Few attitudes typify the paradoxical cyberlibertarian mind-set of Bitcoin promoters (and many others) more than do those of “Sanjuro,” the alias of the person who created a Bitcoin “assassination market” (Greenberg 2013). Sanjuro believes that by incentivizing people to kill politicians, he will destroy “all governments, everywhere.” This anarchic apocalypse “will change the world for the better,” producing “a world without wars, dragnet Panopticon-style surveillance, nuclear weapons, armies, repression, money manipulation, and limits to trade.” Only someone so blinkered by their ideological tunnel vision could look at world history and imagine that murdering the representatives of democratically elected governments and thus putting the governments themselves out of existence would do anything but make every one of these problems immeasurably worse than they already are.

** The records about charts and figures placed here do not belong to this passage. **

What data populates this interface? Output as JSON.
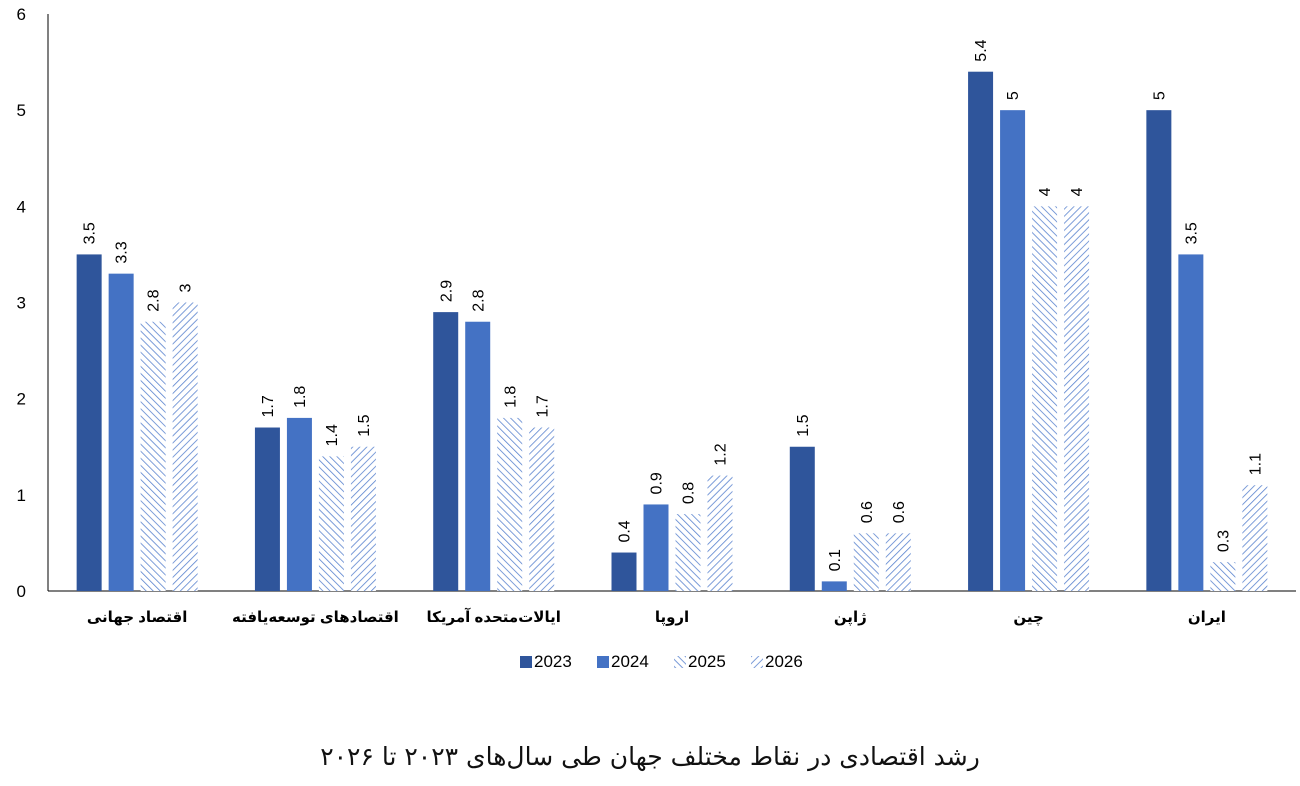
{
  "caption": "رشد اقتصادی در نقاط مختلف جهان طی سال‌های ۲۰۲۳ تا ۲۰۲۶",
  "chart_data": {
    "type": "bar",
    "title": "",
    "xlabel": "",
    "ylabel": "",
    "ylim": [
      0,
      6
    ],
    "yticks": [
      0,
      1,
      2,
      3,
      4,
      5,
      6
    ],
    "grid": false,
    "legend_position": "bottom",
    "categories": [
      "اقتصاد جهانی",
      "اقتصادهای توسعه‌یافته",
      "ایالات‌متحده آمریکا",
      "اروپا",
      "ژاپن",
      "چین",
      "ایران"
    ],
    "series": [
      {
        "name": "2023",
        "values": [
          3.5,
          1.7,
          2.9,
          0.4,
          1.5,
          5.4,
          5
        ],
        "color": "#2f559b",
        "pattern": "solid"
      },
      {
        "name": "2024",
        "values": [
          3.3,
          1.8,
          2.8,
          0.9,
          0.1,
          5,
          3.5
        ],
        "color": "#4472c4",
        "pattern": "solid"
      },
      {
        "name": "2025",
        "values": [
          2.8,
          1.4,
          1.8,
          0.8,
          0.6,
          4,
          0.3
        ],
        "color": "#6e93d6",
        "pattern": "hatch"
      },
      {
        "name": "2026",
        "values": [
          3,
          1.5,
          1.7,
          1.2,
          0.6,
          4,
          1.1
        ],
        "color": "#6e93d6",
        "pattern": "hatch"
      }
    ]
  }
}
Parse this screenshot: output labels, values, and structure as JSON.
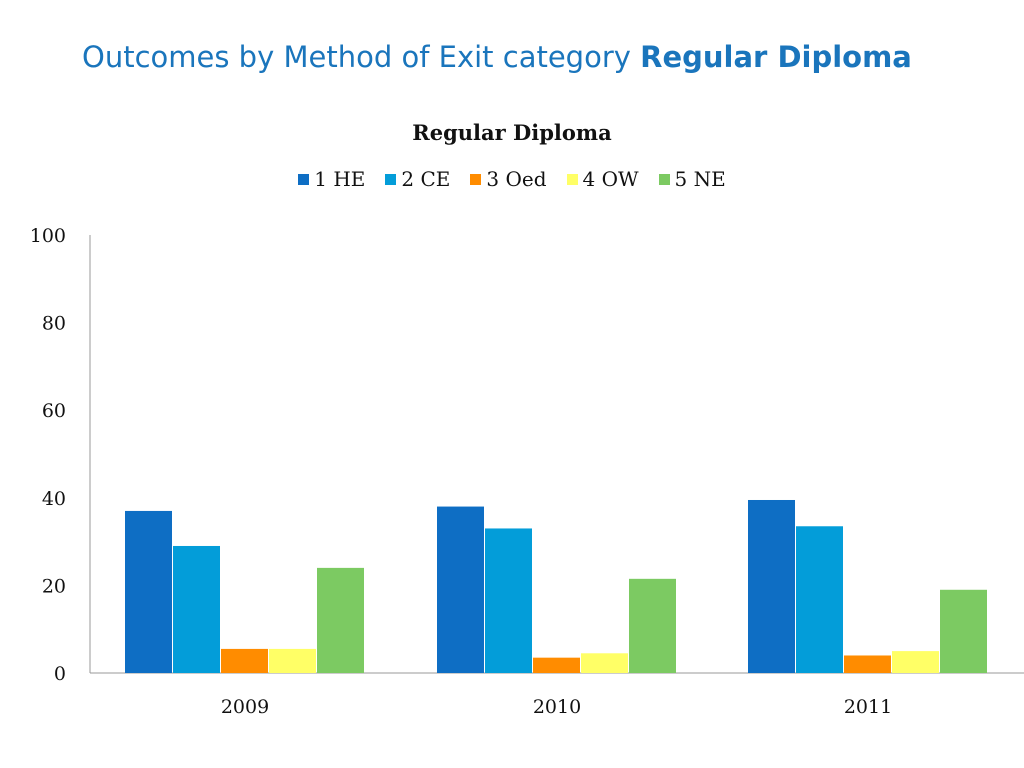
{
  "slide": {
    "title_regular": "Outcomes by Method of Exit category",
    "title_bold": "Regular Diploma"
  },
  "chart_data": {
    "type": "bar",
    "title": "Regular Diploma",
    "categories": [
      "2009",
      "2010",
      "2011"
    ],
    "series": [
      {
        "name": "1  HE",
        "color": "#0e6ec4",
        "values": [
          37,
          38,
          39.5
        ]
      },
      {
        "name": "2 CE",
        "color": "#039dd9",
        "values": [
          29,
          33,
          33.5
        ]
      },
      {
        "name": "3 Oed",
        "color": "#ff8c00",
        "values": [
          5.5,
          3.5,
          4
        ]
      },
      {
        "name": "4 OW",
        "color": "#ffff66",
        "values": [
          5.5,
          4.5,
          5
        ]
      },
      {
        "name": "5 NE",
        "color": "#7cca62",
        "values": [
          24,
          21.5,
          19
        ]
      }
    ],
    "y_ticks": [
      "0",
      "20",
      "40",
      "60",
      "80",
      "100"
    ],
    "ylim": [
      0,
      100
    ],
    "grid": false,
    "legend_position": "top"
  }
}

Yet this, in the end, is the extreme rightist—anarcho-capitalist, winner-take-all, even neo-feudalist—political vision too many of those in the Bitcoin (along with other cryptocurrency) and blockchain communities, whatever they believe their political orientation to be, are working actively to bring about. This is not to say that Bitcoin and the blockchain can never be used for non-rightist purposes, and even less that everyone in the blockchain communities is on the right. Yet it is hard to see how this minority can resist the political values that are very literally coded into the software itself. Recent events have shown repeatedly that we discount the power of engineers and/or ideologues to realize their political visions through software design at our peril. What is required to combat that power is not more wars between algorithmic platforms and individuals who see themselves as above politics, but a reassertion of the political power that the blockchain is specifically constructed to dismantle.